Fix the Structural Bottleneck: Context Compression via Explicit Information Transmission
修复结构瓶颈:通过显式信息传输进行上下文压缩
Jiangnan Ye, Hanqi Yan, Zhenyi Shen, Heng Chang, Ye Mao, Yulan He
AI总结 本文通过从结构角度重新审视上下文压缩,识别出标准LLM压缩方法中的两个关键瓶颈,并提出ComprExIT框架,通过显式信息传输提升压缩效率,实验表明其在多个数据集上表现优异,提升了F1分数并降低了计算成本。
详情
长上下文LLM代理往往面临增长的token、内存和延迟成本,使高效的上下文压缩对实际部署至关重要。现有LLM作为压缩器的方法在使用完整上下文时仍明显劣于其性能。我们发现这一差距部分源于其无法有效保留上下文信息。在本文中,我们从结构角度重新审视上下文压缩,并识别出标准LLM压缩方法中的两个关键瓶颈:信息聚合过程中压缩token之间的协调有限,以及层间稀释削弱了中间隐藏状态中的有用信号。为了解决这些限制,我们提出了ComprExIT,一种基于显式信息传输的新上下文压缩框架。ComprExIT会自适应地选择冻结LLM层中的特征,然后通过全局协调的运输计划将信息从锚点分配到压缩槽中。在12个数据集上的实验表明,ComprExIT在多个数据集上优于强大的软压缩基线,平均F1分数提升高达18.5%,同时仅增加约1%的可训练参数,并且比最快的基线快超过2倍的压缩速度。代码将在接受后发布。

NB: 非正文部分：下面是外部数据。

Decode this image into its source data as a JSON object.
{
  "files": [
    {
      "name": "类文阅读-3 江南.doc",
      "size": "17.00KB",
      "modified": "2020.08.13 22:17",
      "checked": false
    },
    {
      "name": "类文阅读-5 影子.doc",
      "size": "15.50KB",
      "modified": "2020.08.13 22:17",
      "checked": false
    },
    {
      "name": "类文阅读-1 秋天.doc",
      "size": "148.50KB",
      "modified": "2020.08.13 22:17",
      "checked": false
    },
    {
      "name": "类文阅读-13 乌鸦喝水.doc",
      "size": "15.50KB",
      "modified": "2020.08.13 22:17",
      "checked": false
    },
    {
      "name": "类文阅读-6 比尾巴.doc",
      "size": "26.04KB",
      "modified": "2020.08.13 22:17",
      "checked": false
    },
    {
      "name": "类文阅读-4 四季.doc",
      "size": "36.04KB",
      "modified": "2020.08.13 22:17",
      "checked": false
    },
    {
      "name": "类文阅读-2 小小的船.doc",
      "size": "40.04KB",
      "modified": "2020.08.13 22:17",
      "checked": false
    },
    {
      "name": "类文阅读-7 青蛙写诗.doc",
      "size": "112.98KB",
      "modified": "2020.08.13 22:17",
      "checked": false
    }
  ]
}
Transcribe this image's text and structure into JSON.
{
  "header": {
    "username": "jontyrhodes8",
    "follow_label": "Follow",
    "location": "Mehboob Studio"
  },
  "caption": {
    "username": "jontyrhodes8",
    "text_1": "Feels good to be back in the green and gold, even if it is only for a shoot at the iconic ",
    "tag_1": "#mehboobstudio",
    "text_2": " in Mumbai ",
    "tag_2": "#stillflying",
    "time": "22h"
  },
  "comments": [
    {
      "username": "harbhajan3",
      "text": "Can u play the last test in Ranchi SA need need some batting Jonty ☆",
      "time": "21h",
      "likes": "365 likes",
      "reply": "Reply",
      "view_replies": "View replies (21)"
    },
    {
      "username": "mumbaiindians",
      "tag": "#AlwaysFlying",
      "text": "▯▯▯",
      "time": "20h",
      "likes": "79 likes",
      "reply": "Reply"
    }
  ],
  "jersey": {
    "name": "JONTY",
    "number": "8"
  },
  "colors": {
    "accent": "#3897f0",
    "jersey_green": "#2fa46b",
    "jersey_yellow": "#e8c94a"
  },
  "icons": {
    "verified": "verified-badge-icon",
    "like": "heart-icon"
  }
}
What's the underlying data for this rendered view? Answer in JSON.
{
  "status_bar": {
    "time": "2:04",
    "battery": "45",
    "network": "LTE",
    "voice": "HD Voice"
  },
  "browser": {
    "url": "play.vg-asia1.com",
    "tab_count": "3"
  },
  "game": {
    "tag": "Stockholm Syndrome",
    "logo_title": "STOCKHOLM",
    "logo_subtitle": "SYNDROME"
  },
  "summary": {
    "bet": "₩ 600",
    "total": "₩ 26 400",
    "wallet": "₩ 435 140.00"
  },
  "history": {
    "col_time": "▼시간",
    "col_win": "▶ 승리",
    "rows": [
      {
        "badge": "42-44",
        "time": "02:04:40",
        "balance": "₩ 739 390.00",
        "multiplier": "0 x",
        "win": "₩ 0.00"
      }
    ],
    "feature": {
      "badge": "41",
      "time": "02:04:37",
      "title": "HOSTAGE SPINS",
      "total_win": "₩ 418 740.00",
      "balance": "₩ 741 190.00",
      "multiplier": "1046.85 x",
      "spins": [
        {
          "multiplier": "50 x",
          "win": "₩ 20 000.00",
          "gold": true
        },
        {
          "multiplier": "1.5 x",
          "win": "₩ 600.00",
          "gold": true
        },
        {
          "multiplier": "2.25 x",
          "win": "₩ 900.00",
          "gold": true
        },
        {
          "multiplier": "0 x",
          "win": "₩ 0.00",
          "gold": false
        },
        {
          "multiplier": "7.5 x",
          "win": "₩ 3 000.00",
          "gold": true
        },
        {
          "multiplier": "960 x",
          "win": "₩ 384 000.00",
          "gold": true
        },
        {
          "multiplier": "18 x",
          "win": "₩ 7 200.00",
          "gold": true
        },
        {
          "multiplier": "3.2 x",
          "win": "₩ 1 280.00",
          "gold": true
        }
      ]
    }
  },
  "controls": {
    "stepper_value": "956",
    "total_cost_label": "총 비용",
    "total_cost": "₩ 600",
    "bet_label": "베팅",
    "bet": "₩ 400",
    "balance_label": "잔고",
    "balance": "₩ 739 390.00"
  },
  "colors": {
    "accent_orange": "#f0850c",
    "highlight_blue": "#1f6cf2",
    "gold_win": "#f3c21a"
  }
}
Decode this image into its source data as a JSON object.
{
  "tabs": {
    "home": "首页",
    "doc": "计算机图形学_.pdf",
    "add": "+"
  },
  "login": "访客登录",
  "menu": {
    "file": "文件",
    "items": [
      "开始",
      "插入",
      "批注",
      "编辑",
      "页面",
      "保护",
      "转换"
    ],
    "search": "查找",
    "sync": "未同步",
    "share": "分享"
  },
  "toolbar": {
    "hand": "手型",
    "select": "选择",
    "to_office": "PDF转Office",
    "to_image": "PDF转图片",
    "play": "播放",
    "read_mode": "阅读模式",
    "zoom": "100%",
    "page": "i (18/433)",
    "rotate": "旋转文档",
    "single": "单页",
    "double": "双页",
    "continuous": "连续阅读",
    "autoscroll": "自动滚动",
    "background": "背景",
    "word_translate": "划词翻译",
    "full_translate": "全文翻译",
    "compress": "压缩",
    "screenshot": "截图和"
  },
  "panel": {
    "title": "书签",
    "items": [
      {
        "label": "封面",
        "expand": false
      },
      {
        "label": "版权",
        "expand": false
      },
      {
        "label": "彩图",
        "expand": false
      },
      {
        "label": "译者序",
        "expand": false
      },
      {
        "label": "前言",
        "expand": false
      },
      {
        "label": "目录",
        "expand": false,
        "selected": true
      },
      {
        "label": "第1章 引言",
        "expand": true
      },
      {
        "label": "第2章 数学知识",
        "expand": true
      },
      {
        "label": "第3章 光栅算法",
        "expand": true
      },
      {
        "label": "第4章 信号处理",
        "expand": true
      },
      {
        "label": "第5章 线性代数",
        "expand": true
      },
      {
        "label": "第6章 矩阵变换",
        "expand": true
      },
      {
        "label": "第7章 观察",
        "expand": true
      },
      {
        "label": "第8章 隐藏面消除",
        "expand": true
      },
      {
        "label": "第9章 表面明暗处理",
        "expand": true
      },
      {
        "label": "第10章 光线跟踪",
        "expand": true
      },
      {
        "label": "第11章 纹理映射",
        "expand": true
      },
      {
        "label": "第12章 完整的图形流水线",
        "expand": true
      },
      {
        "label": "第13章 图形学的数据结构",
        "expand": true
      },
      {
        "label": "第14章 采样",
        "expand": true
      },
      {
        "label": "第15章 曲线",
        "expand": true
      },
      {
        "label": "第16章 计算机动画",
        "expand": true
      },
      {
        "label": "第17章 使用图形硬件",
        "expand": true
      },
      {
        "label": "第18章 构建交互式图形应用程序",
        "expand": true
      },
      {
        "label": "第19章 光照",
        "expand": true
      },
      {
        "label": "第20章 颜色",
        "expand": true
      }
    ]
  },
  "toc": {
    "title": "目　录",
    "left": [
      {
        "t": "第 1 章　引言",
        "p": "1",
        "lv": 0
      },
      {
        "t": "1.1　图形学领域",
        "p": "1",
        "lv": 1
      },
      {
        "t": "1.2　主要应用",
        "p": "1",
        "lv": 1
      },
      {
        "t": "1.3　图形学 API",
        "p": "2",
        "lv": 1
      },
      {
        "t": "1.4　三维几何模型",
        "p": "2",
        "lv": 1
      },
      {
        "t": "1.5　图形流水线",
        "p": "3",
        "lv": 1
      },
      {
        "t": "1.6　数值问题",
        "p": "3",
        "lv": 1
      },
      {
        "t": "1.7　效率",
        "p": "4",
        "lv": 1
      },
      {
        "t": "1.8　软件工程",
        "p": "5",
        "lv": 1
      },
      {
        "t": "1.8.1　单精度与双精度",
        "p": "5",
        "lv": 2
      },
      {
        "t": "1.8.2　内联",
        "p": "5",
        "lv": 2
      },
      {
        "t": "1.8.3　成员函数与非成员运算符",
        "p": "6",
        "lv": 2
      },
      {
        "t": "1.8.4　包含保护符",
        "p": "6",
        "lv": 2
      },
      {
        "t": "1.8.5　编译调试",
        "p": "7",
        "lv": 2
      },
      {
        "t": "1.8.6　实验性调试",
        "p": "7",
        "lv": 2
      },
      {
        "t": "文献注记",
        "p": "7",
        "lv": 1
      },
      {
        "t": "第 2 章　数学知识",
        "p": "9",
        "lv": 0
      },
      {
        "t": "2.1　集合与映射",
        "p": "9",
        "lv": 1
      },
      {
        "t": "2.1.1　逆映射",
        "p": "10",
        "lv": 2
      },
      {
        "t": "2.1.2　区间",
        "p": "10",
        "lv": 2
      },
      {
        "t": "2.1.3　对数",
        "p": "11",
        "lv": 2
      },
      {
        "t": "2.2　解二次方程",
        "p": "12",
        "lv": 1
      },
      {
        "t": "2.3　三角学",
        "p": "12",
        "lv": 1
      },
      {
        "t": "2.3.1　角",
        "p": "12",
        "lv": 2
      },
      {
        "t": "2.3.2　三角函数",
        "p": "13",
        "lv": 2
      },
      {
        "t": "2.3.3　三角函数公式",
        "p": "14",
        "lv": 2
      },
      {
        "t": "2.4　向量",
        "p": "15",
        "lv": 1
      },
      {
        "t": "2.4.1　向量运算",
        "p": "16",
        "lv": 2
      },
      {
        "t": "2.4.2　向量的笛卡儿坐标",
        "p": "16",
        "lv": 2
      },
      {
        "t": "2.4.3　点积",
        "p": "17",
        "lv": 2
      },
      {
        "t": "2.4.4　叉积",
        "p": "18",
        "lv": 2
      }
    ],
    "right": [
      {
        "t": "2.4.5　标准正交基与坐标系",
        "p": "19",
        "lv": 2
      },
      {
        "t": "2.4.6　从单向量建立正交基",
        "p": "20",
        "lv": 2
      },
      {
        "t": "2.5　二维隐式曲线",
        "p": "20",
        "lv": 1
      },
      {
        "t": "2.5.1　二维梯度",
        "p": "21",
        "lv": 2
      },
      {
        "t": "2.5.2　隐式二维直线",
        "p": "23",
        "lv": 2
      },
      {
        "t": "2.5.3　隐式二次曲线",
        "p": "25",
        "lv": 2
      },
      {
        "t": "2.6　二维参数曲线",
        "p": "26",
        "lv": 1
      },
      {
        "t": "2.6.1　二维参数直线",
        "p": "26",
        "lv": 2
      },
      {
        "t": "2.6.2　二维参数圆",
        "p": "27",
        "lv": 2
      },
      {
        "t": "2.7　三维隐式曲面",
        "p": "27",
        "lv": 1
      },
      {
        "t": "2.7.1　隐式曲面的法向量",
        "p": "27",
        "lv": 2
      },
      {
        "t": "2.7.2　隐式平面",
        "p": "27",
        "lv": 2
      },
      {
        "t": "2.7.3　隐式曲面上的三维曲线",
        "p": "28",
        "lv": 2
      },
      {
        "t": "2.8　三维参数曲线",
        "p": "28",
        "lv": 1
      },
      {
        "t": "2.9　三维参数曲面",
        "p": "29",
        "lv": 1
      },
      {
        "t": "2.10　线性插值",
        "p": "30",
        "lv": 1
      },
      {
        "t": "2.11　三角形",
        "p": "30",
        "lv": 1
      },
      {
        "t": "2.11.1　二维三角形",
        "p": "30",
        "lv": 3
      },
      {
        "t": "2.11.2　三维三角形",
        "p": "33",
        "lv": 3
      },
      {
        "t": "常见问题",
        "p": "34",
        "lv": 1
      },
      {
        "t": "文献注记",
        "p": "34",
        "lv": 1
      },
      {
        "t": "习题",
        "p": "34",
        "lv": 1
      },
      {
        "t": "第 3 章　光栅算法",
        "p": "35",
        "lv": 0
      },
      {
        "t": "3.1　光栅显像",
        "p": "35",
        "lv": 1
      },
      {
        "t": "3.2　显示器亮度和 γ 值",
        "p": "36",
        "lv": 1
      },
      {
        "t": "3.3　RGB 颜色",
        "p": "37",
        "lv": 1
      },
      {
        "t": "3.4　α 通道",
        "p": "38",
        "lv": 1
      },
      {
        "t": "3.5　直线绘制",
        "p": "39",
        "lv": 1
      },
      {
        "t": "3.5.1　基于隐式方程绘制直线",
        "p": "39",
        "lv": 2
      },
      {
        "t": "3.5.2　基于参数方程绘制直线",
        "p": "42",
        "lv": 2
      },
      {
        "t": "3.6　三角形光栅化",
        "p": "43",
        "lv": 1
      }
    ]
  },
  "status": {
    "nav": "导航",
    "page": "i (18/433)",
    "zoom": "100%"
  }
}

Long-context LLM agents often struggle with growing token, memory, and latency costs, making efficient context compression essential for practical deployment. Existing LLM-as-a-compressor methods remain noticeably inferior to using the full context. We find that this gap partly stems from their inability to preserve contextual information effectively. In this work, we revisit context compression from a structural perspective and identify two key bottlenecks in standard LLM-based compressors: limited coordination among compression tokens during information aggregation, and layerwise dilution that weakens useful signals from intermediate hidden states. To address these limitations, we propose ComprExIT, a new context compression framework based on explicit information transmission. ComprExIT adaptively selects features across frozen LLM layers, then allocates information from anchors to compression slots through a globally coordinated transport plan. Experiments on 12 datasets show that ComprExIT consistently outperforms strong soft-compression baselines, improving average F1 by up to 18.5%, while adding only ~1% trainable parameters and achieving more than 2x faster compression than the fastest baselines. The code will be released upon acceptance.